Another problem is the distribution of federal funds to states. Federal spending on highways and transit is currently distributed among states according to a complicated mathematical formula derived several decades ago. The formula rewards some states with more money than they pay in (“donee” states) while shortchanging others (“donors”). The donee states are located primarily in New England and the Middle Atlantic, while the donor states are mostly in the South and the Great Lakes region. Currently, Arizona gets the smallest benefit for its money, receiving 81 percent of the funds it contributes, while Alaska gets the highest benefit, receiving 518 percent of its revenue contribution (because of Chairman Don Young from Alaska).
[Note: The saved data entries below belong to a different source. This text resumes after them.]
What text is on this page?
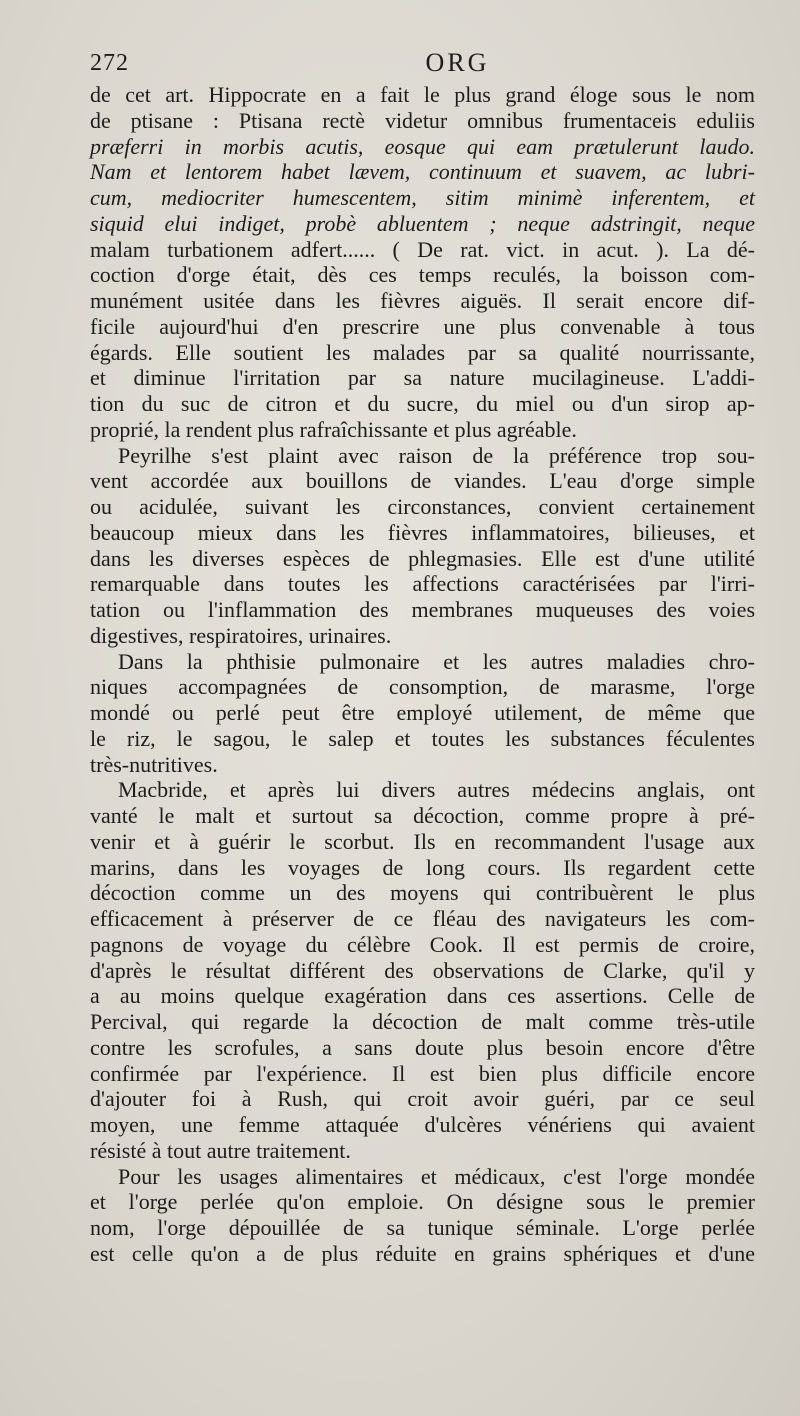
272	ORG
de cet art. Hippocrate en a fait le plus grand éloge sous le nom
de ptisane : Ptisana rectè videtur omnibus frumentaceis eduliis
præferri in morbis acutis, eosque qui eam prætulerunt laudo.
Nam et lentorem habet lævem, continuum et suavem, ac lubri-
cum, mediocriter humescentem, sitim minimè inferentem, et
siquid elui indiget, probè abluentem ; neque adstringit, neque
malam turbationem adfert...... ( De rat. vict. in acut. ). La dé-
coction d'orge était, dès ces temps reculés, la boisson com-
munément usitée dans les fièvres aiguës. Il serait encore dif-
ficile aujourd'hui d'en prescrire une plus convenable à tous
égards. Elle soutient les malades par sa qualité nourrissante,
et diminue l'irritation par sa nature mucilagineuse. L'addi-
tion du suc de citron et du sucre, du miel ou d'un sirop ap-
proprié, la rendent plus rafraîchissante et plus agréable.
Peyrilhe s'est plaint avec raison de la préférence trop sou-
vent accordée aux bouillons de viandes. L'eau d'orge simple
ou acidulée, suivant les circonstances, convient certainement
beaucoup mieux dans les fièvres inflammatoires, bilieuses, et
dans les diverses espèces de phlegmasies. Elle est d'une utilité
remarquable dans toutes les affections caractérisées par l'irri-
tation ou l'inflammation des membranes muqueuses des voies
digestives, respiratoires, urinaires.
Dans la phthisie pulmonaire et les autres maladies chro-
niques accompagnées de consomption, de marasme, l'orge
mondé ou perlé peut être employé utilement, de même que
le riz, le sagou, le salep et toutes les substances féculentes
très-nutritives.
Macbride, et après lui divers autres médecins anglais, ont
vanté le malt et surtout sa décoction, comme propre à pré-
venir et à guérir le scorbut. Ils en recommandent l'usage aux
marins, dans les voyages de long cours. Ils regardent cette
décoction comme un des moyens qui contribuèrent le plus
efficacement à préserver de ce fléau des navigateurs les com-
pagnons de voyage du célèbre Cook. Il est permis de croire,
d'après le résultat différent des observations de Clarke, qu'il y
a au moins quelque exagération dans ces assertions. Celle de
Percival, qui regarde la décoction de malt comme très-utile
contre les scrofules, a sans doute plus besoin encore d'être
confirmée par l'expérience. Il est bien plus difficile encore
d'ajouter foi à Rush, qui croit avoir guéri, par ce seul
moyen, une femme attaquée d'ulcères vénériens qui avaient
résisté à tout autre traitement.
Pour les usages alimentaires et médicaux, c'est l'orge mondée
et l'orge perlée qu'on emploie. On désigne sous le premier
nom, l'orge dépouillée de sa tunique séminale. L'orge perlée
est celle qu'on a de plus réduite en grains sphériques et d'une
One solution to the out-of-control transportation bill is to begin to place more decision-making at the state level by allowing each state to retain the federal fuel tax receipts collected within its borders. Because the interstate highway system is largely built and most surface transportation problems are largely local or regional in nature, there is now little need for a Washington-based, centrally planned program. Allowing states to keep its revenue would relieve the general unfairness of a system in which motorists in certain states subsidize the citizens of wealthier states (making an exception for those mountain and plains states with low population densities).
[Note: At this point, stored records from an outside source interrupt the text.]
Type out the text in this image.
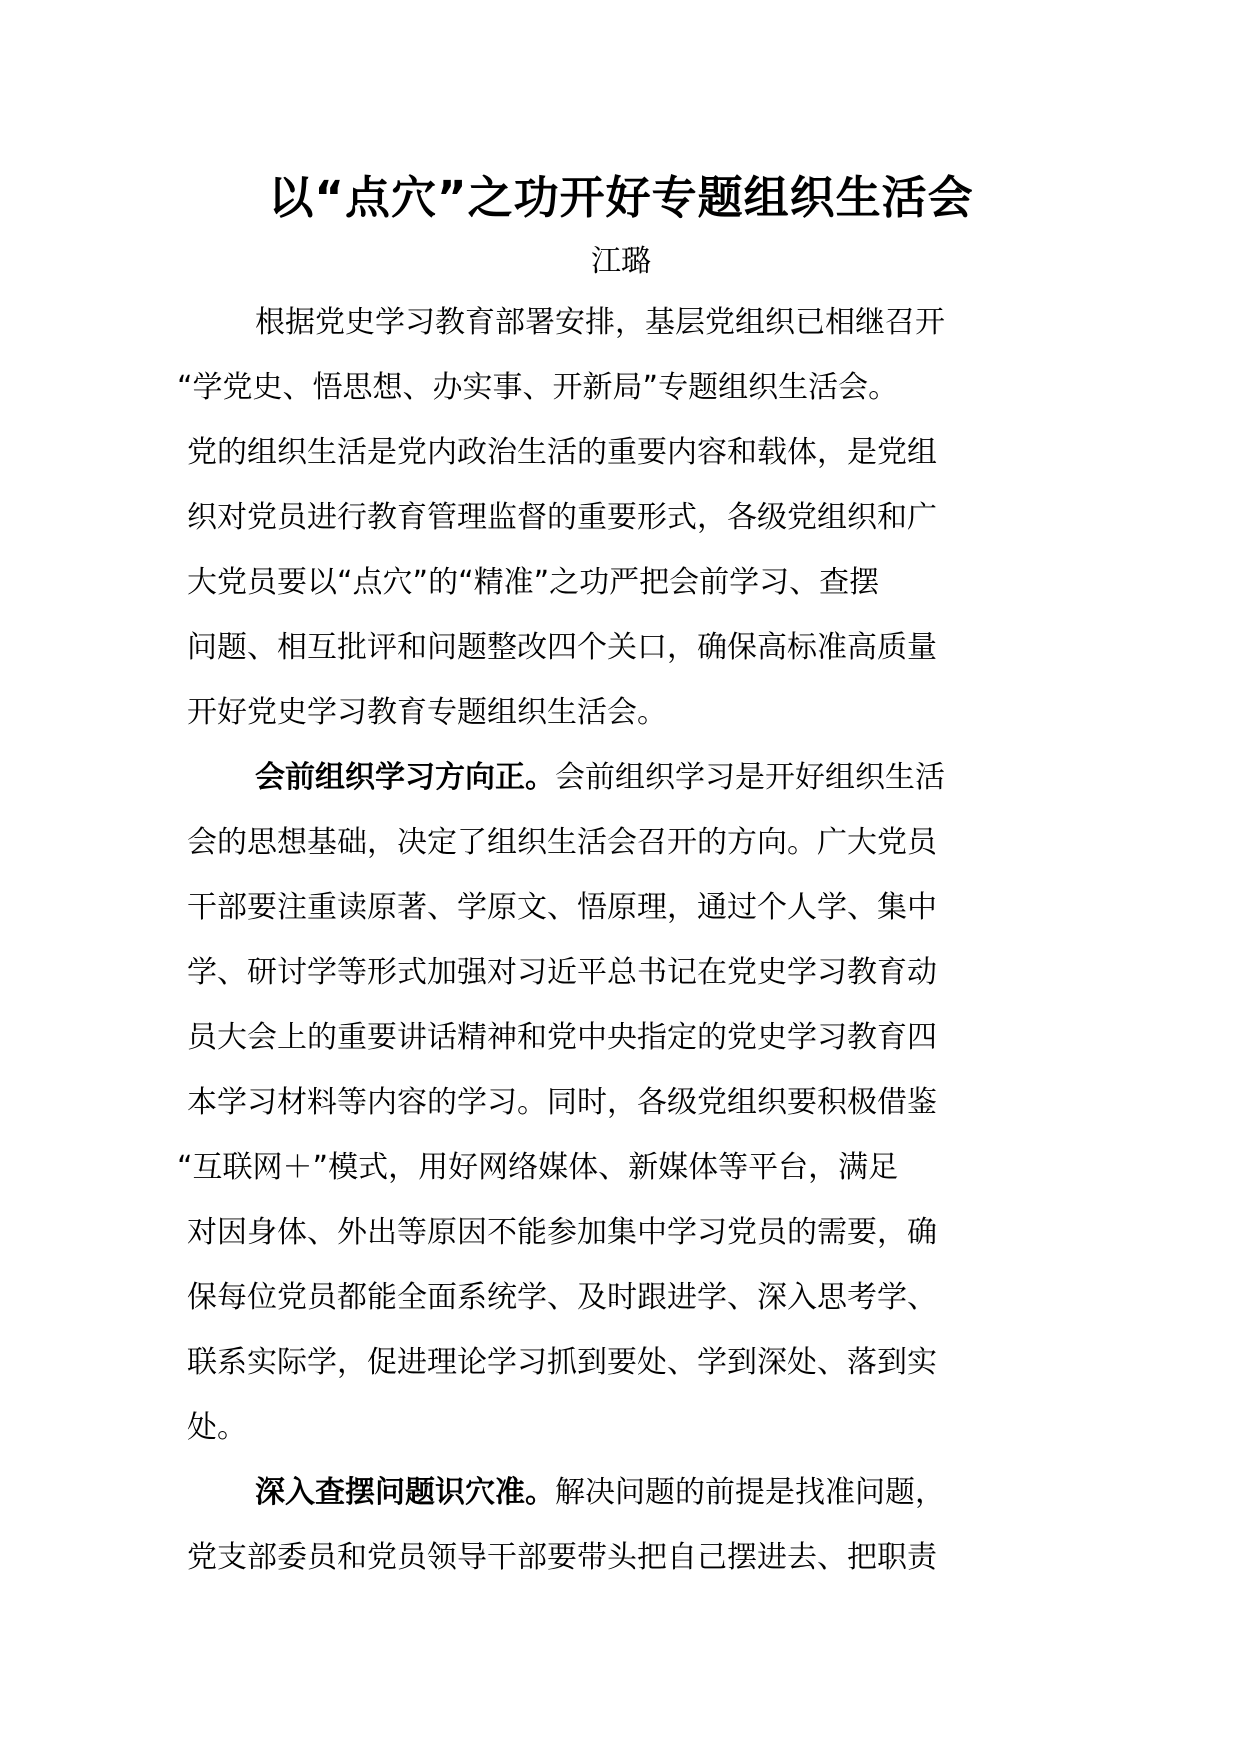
以“点穴”之功开好专题组织生活会
江璐
根据党史学习教育部署安排，基层党组织已相继召开
“学党史、悟思想、办实事、开新局”专题组织生活会。
党的组织生活是党内政治生活的重要内容和载体，是党组
织对党员进行教育管理监督的重要形式，各级党组织和广
大党员要以“点穴”的“精准”之功严把会前学习、查摆
问题、相互批评和问题整改四个关口，确保高标准高质量
开好党史学习教育专题组织生活会。
会前组织学习方向正。会前组织学习是开好组织生活
会的思想基础，决定了组织生活会召开的方向。广大党员
干部要注重读原著、学原文、悟原理，通过个人学、集中
学、研讨学等形式加强对习近平总书记在党史学习教育动
员大会上的重要讲话精神和党中央指定的党史学习教育四
本学习材料等内容的学习。同时，各级党组织要积极借鉴
“互联网＋”模式，用好网络媒体、新媒体等平台，满足
对因身体、外出等原因不能参加集中学习党员的需要，确
保每位党员都能全面系统学、及时跟进学、深入思考学、
联系实际学，促进理论学习抓到要处、学到深处、落到实
处。
深入查摆问题识穴准。解决问题的前提是找准问题，
党支部委员和党员领导干部要带头把自己摆进去、把职责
More importantly, keeping transportation funds within the decision-making of states rather than Washington would engender greater efficiencies on projects that are truly important to the voters of those states.

Ott suggests transfering funds to states by a program that reduces the federal fuel tax by annual increments—say 4 cents per gallon per year—and adding that amount to the gasoline tax that the state collects on its own.

This way, the total tax paid by the motorist would stay the same, but the allocation of that revenue would shift to the states year by year until the collection of all 18.3 cents of the federal fuel tax is shifted to the states and all federal collections cease. States would still be responsible for interstate maintenance and improvement, as they are today, but would now be free to do it in a way that best suits their interests, whether through tolls, partnerships, privatization, competitive contracting, or some combination.

Unfortunately, as attractive as this option might be to both states and the country as a whole, Ott believes that it is far too radical for Congress and would deny it the opportunity to dole out funds to its favorite lobbyists. Ott shows that, even as the amount of funds spent on “transportation projects” increases each year, there has been little improvement in adding capacity or reducing congestion. Further, Ott adds,

If H.R. 3 is enacted in its current form, this pattern of deterioration will accelerate because the proposal expands on the worst aspects of its predecessors.

The White House has thus far been silent about its views on the transportation bill, with the exception of a threatened veto if it raises fuel taxes and increases spending. As the transportation bill has become increasingly wasteful, now is the time for President Bush to build on his philosophy of an “ownership society” and support a transportation bill that actually does something other than provide handouts from Congress to lobbyists.